Ob es letztendlich die richtige Entscheidung sein wird, ob sich an dieser Entscheidung nochmal was ändern wird, etwas ändern muss, das kann ich heute alles nicht sagen. Aber auch das ist etwas, was ich in den letzten Jahren lernen musste. Wir können versuchen uns bestmöglich vorzubereiten, wir können versuchen im Vorfeld einiges abzuwägen und zu eruieren, aber wir können nie wissen, was im nächsten Moment, am nächsten Tag und erst recht nicht was in 9 Monaten sein wird. D.h. wir haben jetzt im Moment versucht die bestmögliche Entscheidung für unser Kind zu treffen. Alles andere kann uns nur die Zeit zeigen. Ganz wichtig für unser Kind ist, er soll dort, wo er beschult wird, genauso mit offenen Armen und Herzen empfangen werden, wie wir es vor bald 6 Jahren auch gemacht haben und von unseren Familien und unserem Umfeld her kennen. Wenn das gegeben ist, dann sind wir uns sicher, wird er sich weiterhin entfalten können und dabei glücklich und zufrieden sein, so wie es heute der Fall ist. Liebe, Vertrauen und Zutrauen ist die Grundlage unseres Umganges mit unseren Kindern. Ich erwarte natürlich nicht, dass alle Menschen meinen Sohn lieben, aber Zutrauen, Vertrauen und ein offenes Herz ihm gegenüber, wie auch allen anderen Kindern gegenüber, das ist etwas was ich von seinem Umfeld und somit auch von seiner späteren Schule erwarte. Das, so haben wir das Gefühl, haben wir gefunden und zwar an mehreren Schulen. Ich wünsche mir an dieser Stelle, dass dies ganz viele Eltern von Ihren Kindern behaupten können, egal ob mit oder ohne Beeinträchtigung, Behinderung, Besonderheit.

Wir schauen der Zukunft weiterhin positiv entgegen.

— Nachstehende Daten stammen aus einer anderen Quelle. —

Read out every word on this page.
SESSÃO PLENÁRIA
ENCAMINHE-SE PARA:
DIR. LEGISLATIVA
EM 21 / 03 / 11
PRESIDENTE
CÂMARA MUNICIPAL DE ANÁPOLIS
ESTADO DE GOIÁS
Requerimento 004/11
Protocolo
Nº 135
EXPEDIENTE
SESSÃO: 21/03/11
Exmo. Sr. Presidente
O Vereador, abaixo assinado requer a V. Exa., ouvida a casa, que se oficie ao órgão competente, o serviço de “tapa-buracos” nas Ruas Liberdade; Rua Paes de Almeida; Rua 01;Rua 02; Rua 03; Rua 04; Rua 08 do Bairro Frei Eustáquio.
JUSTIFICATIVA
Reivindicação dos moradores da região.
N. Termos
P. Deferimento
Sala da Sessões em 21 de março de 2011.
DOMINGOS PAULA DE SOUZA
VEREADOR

Liebe Elvira, ich danke Dir von Herzen für diesen Bericht. Am liebsten würde ich ihn an (fast) alle meine bisherigen Gesprächspartner in den Schulen und Ämtern schicken, um ihnen zu zeigen, wie der Weg zur Beschulung eigentlich sein sollte. Und natürlich hast Du – wie so oft – Deine Erwartungen an Mattias zukünftige Schule so perfekt formuliert, dass ich nur begeistert zustimmen kann! Ich wünsche Mattia, dass er in seiner Schule genau das findet, was Ihr Euch für ihn erhofft, und bin mir sicher, dass er weiter seinen Weg gehen wird!

Genießt das Wochenende, liebe Leser!

Viele Grüße,

Eure Kleinstadtlöwenmama

*AO-SF-Verfahren heißt in NRW der Antrag auf die Feststellung des sonderpädagogischen Förderbedarfes.